As an example, I've been able to download new firmware code to a board via an Altera Stand-Alone Programmer program and a USBBlaster, and watch the result on the scope from my office down the hall from the lab. Another engineer rigged the scope, an Ethernet-equipped function generator, and Matlab on the scope to make a homebrew Bode plotter.

That all said, the TDS5000 series is old and not likely to be sold by Tek too much longer. The model we have, the 5104, is no longer available. There are other models.

The DPO4000 series is comparable to the TDS5000s, except they're half as big, don't run Windows, and can decode serial (e.g. SPI, I2C, or UART) data for you (and let you trigger on those serial patterns with an add-on chip). For our next scopes, we're looking at the MSO4000 series, which are DPO4000s with 16 logic inputs as well, so you can see everything on both the analog and digital sides of an ADC, for example.

The DSA8200 is insanely expensive ($150k or so once you buy the probes) and probably not something you want to let students near. If you aren't designing things like 3.125 Gb/s data links (e.g. SATA or XAUI), these are a waste of money.
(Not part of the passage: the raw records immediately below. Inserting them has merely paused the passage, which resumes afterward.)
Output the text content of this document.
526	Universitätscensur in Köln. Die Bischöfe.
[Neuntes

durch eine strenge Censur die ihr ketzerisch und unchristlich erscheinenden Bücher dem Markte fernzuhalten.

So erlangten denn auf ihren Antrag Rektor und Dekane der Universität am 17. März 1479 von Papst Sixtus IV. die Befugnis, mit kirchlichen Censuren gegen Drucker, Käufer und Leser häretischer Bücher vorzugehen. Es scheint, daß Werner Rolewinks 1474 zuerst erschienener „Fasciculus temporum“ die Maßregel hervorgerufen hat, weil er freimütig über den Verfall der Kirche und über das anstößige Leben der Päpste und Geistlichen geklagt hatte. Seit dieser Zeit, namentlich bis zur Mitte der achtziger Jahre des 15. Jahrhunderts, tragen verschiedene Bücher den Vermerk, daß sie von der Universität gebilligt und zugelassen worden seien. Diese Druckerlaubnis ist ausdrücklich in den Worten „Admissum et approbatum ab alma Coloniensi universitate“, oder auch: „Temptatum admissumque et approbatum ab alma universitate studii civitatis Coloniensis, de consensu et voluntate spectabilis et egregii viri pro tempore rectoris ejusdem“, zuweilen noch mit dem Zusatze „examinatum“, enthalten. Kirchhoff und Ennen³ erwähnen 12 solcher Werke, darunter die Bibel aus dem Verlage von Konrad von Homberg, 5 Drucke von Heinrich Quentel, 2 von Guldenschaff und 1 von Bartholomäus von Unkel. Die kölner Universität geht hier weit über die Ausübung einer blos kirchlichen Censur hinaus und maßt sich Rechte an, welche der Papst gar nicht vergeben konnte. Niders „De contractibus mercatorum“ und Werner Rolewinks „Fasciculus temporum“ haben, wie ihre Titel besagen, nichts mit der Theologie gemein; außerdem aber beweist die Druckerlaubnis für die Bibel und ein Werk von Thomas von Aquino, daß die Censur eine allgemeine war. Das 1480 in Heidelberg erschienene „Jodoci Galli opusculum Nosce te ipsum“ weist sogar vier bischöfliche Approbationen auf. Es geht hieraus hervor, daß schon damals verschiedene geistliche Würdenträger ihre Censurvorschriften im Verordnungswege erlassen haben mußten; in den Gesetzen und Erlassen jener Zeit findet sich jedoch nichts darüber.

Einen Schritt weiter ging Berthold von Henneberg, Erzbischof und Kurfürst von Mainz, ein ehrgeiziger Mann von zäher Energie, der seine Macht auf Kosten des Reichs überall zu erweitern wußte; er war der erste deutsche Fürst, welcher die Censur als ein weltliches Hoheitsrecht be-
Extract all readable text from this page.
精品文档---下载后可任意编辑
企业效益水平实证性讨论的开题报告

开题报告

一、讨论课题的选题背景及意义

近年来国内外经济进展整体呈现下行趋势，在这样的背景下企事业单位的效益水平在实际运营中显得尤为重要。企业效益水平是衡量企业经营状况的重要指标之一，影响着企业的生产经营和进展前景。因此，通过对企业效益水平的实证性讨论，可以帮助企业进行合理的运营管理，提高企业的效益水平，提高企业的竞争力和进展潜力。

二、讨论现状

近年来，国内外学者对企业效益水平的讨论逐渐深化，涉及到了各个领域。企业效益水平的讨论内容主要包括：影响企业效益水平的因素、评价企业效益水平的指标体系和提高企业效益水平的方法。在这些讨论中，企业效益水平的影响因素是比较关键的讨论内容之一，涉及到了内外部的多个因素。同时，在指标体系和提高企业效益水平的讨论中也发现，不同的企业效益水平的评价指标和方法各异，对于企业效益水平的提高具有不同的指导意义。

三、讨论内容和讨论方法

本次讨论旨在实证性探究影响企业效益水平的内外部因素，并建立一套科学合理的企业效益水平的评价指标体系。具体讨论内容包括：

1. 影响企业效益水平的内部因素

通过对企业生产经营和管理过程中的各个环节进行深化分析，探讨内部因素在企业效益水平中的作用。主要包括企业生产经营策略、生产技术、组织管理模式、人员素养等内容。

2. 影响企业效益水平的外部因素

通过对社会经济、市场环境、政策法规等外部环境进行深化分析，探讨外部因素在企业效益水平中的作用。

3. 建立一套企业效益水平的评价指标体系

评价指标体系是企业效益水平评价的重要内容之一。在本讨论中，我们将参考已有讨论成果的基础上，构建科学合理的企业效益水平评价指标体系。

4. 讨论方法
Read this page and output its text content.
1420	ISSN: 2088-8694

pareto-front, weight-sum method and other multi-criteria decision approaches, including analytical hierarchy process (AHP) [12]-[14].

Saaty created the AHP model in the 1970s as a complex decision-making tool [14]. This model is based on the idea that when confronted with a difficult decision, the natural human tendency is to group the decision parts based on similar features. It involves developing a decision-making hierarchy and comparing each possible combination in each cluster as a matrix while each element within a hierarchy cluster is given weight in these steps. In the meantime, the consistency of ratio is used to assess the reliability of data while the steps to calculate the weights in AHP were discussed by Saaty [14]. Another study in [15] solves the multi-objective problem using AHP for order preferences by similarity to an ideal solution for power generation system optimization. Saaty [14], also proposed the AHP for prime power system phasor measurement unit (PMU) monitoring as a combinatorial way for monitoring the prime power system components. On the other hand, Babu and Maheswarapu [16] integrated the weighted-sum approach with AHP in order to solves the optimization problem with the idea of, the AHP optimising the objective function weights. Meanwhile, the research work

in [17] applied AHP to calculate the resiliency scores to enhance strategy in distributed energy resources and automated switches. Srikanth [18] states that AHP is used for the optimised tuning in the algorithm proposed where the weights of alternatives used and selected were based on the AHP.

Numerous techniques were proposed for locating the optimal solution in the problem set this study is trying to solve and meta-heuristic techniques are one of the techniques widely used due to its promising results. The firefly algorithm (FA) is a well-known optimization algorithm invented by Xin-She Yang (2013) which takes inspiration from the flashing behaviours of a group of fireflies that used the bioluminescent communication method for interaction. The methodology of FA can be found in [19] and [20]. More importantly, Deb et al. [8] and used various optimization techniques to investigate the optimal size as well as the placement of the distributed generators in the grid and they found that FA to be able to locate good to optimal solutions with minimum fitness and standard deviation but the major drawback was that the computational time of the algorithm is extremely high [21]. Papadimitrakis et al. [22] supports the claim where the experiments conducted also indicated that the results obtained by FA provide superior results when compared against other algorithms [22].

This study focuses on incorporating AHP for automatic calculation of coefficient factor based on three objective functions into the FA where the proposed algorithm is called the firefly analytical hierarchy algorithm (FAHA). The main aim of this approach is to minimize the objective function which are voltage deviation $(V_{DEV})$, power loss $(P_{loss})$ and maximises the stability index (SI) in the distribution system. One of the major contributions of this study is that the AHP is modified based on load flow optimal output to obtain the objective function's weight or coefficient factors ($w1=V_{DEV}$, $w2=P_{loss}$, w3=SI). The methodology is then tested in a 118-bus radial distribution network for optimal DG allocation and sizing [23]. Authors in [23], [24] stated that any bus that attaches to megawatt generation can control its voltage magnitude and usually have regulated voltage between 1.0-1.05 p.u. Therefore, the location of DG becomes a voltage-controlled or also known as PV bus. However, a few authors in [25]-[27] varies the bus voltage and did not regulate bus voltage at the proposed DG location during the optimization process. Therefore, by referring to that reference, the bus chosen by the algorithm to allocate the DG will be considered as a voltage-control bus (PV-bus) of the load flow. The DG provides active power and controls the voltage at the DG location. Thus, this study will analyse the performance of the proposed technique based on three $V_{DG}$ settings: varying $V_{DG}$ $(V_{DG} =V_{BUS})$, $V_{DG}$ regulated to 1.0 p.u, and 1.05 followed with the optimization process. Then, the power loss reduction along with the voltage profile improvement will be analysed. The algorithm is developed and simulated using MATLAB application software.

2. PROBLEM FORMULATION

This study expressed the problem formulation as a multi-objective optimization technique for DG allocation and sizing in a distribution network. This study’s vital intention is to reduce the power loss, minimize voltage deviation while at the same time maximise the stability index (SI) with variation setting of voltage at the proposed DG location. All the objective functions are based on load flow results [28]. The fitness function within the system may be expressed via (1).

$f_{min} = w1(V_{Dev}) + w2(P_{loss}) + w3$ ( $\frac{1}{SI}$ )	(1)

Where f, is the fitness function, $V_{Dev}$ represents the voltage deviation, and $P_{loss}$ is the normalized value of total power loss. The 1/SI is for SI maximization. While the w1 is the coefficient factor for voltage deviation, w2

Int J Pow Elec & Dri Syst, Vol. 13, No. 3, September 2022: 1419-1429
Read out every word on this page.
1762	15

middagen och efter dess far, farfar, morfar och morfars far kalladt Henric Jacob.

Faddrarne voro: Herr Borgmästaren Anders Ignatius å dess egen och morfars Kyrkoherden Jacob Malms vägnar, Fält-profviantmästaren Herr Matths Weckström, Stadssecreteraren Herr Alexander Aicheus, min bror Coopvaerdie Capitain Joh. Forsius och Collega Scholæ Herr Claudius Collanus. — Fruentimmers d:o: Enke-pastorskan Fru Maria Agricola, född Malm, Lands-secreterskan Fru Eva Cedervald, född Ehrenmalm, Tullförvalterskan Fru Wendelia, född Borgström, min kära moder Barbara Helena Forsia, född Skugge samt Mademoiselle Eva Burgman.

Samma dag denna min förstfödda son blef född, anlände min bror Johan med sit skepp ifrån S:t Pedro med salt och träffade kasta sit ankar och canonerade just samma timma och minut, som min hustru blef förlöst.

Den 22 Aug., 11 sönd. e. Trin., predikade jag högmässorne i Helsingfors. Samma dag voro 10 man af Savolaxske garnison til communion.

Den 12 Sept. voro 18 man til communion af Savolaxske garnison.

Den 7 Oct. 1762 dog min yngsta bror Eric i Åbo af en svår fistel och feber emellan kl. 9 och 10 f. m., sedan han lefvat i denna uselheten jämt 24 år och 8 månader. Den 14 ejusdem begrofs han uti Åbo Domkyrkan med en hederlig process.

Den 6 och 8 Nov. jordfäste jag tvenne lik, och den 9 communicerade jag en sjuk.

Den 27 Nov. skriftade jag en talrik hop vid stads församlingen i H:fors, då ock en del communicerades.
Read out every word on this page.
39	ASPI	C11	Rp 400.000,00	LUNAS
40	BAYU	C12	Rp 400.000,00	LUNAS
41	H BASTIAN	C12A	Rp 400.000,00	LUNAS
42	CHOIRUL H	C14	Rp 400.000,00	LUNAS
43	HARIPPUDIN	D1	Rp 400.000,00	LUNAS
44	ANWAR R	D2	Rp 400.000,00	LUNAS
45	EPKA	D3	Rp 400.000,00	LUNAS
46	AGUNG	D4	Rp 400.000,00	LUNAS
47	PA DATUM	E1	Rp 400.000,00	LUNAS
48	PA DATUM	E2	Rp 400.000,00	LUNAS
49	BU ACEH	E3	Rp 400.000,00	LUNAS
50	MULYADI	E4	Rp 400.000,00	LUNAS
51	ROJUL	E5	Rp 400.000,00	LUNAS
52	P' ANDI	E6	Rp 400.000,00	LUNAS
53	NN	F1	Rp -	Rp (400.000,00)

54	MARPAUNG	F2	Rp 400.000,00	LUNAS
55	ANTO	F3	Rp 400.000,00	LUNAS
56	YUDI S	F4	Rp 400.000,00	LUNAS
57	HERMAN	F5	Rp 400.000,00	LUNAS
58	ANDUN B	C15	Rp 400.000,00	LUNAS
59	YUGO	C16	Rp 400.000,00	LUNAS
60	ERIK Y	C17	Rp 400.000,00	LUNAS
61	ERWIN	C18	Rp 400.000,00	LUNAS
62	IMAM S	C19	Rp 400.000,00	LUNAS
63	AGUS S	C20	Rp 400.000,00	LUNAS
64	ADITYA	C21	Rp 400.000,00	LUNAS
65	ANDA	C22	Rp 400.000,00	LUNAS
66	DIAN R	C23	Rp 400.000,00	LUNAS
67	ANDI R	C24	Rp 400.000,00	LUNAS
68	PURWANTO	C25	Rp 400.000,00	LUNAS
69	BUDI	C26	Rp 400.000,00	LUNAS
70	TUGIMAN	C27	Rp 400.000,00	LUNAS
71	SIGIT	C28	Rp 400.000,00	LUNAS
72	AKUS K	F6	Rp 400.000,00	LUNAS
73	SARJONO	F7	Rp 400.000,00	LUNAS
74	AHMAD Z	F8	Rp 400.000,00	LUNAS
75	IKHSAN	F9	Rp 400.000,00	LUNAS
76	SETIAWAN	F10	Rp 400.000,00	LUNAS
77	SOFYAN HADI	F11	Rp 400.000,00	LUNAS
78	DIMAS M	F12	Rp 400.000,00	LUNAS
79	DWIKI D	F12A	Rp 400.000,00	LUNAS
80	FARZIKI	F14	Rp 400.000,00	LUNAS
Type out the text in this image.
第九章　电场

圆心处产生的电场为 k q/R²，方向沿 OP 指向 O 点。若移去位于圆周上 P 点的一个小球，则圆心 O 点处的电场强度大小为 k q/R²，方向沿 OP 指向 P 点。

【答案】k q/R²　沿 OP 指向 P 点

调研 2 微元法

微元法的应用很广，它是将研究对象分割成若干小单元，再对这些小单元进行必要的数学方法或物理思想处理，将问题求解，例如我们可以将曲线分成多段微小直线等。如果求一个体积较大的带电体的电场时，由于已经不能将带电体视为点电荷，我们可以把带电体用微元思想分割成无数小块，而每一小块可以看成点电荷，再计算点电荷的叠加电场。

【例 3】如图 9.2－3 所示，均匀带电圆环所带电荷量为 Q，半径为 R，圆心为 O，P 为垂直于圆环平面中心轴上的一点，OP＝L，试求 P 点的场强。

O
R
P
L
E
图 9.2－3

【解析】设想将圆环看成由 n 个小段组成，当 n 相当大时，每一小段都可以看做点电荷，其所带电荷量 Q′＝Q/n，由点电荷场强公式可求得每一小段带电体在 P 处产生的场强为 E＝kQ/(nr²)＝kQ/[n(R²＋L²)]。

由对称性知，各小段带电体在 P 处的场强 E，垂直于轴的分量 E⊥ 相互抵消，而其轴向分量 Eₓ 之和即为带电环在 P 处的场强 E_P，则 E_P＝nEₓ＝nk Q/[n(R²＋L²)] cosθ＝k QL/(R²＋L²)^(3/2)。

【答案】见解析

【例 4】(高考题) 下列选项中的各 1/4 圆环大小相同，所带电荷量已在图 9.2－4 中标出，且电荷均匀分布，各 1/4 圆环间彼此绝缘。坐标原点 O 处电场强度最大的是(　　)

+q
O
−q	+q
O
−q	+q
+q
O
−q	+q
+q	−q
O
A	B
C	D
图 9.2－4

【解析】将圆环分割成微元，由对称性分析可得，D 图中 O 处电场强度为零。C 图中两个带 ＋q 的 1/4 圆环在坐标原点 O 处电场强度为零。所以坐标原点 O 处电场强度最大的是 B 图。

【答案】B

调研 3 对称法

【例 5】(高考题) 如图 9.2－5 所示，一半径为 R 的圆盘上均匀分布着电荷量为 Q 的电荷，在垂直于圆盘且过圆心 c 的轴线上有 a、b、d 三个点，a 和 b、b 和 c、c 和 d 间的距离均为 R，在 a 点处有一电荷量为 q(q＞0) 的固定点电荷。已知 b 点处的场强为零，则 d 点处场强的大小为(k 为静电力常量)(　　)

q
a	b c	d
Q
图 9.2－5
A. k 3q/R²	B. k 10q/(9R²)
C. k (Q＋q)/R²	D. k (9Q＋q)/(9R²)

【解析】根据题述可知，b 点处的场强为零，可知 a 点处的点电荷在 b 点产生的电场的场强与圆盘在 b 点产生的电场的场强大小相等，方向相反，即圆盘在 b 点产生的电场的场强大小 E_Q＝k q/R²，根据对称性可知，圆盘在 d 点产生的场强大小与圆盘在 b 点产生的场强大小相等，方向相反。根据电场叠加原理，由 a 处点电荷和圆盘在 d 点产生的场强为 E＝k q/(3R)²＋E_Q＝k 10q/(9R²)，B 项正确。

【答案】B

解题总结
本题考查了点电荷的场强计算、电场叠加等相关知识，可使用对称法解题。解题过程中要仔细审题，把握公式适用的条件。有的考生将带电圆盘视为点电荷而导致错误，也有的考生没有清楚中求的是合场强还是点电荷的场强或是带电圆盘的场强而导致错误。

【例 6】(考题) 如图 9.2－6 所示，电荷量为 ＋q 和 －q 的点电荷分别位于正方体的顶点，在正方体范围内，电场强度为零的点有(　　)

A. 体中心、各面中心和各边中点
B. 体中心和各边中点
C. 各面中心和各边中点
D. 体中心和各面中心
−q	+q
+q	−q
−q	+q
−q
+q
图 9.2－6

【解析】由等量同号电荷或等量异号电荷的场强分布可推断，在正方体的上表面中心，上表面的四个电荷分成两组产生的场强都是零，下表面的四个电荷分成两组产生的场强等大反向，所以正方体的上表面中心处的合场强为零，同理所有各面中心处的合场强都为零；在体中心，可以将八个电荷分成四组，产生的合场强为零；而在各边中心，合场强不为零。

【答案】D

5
The thing is... 90% of the time, we don't need anything that fancy. Which is why we got about half our engineers Tektronix TPS2024s. They're small, simple, portable (battery or wall powered) digital scopes, 200 MHz, with 4 isolated channels. Isolated channels are great in that you can use them to look at differential signals without needing a special differential probe or needing to rig two channels together and use the math channel to take the difference (which you can't trigger on). They also have CompactFlash slots which can be used to grab waveform and setting data and copy it to your computer as CSV files. I have mine set to save everything to CF when I press the PRINT button.

For even smaller work, Agilent has some neat two-channel handheld scopes, their U1600A series. I saw some in their demo trailer this week, and the screens were nice and fast, unlike older handheld scopes and scope/meters.

Missing criterion

[earlymon]

Everyone expressing an opinion based on experience is dead right, teddaw152 - I've used all three and can say I see no BS.

But you're missing a most important criterion - how easy will it be to offload your data, because I don't care what you think your requirement is or will be, you're going to need this badly - or the next user will.

For any given model of features/performance/price tickling your fancy, insist to see the full configuration used to offload data to a PC.

I'm dead serious, full configuration. Do not ever accept rep claims of way-easy-all-our-customers-do-it, do not accept quick looks at user manuals showing code slices that make it all so obvious.

Do not accept that USB, GPIB, or Ethernet obviously imply that you can do this.

Do require code that:
1. Is in a language that your site will support long term
2. Allows for external configuration of the scope
3. Allows for external software trigger of recording
4. Allows for data acquisition by a PC
5. Allows for usable data, post acquisition

PLEASE USE THIS DEFINITION ONLY FOR THE WORDS "Allows for" IN THE ABOVE:
1. Full source code in your selected language
2. Full clarity of hardware interface required - price, performance and gotchas
3. You get a peer review of this

For "usable data" this damn well means that the data feed of (usually) start-time, stop-time, delta-time and Y values or X-Y pairs can not only be read in, they can be easily read in, easily put into another format, and easily absorbed by other post-processing software.

And for god's sake, make sure that status register and SRQ handling - in software - is clearly explained, and that you get routines for SRQ handling, and THE RULES FOR WHEN TO USE SRQs or NOT (typical GPIB issue).

I disclose that I have inside info on the brands you consider so I can only give these hints on approaching the problem. I cannot be trusted to be objective - due to associations - on saying which brands/models excel on this.

But I can be trusted to tell you this - your rep for any given brand will shuck and jive a *little* (and that really is an OK thing, it's a people skill), and he/she will give you assurances out the yin-yang (that's their job) - but they fucking-a well know what you're asking and will give you the straight dope if you are friendly while being persistent.

Please believe me, if you overlook this criterion now, you're almost guaranteed to screw the next guys after you - I don't believe you'd want that if you had a choice.

Cheers, best luck.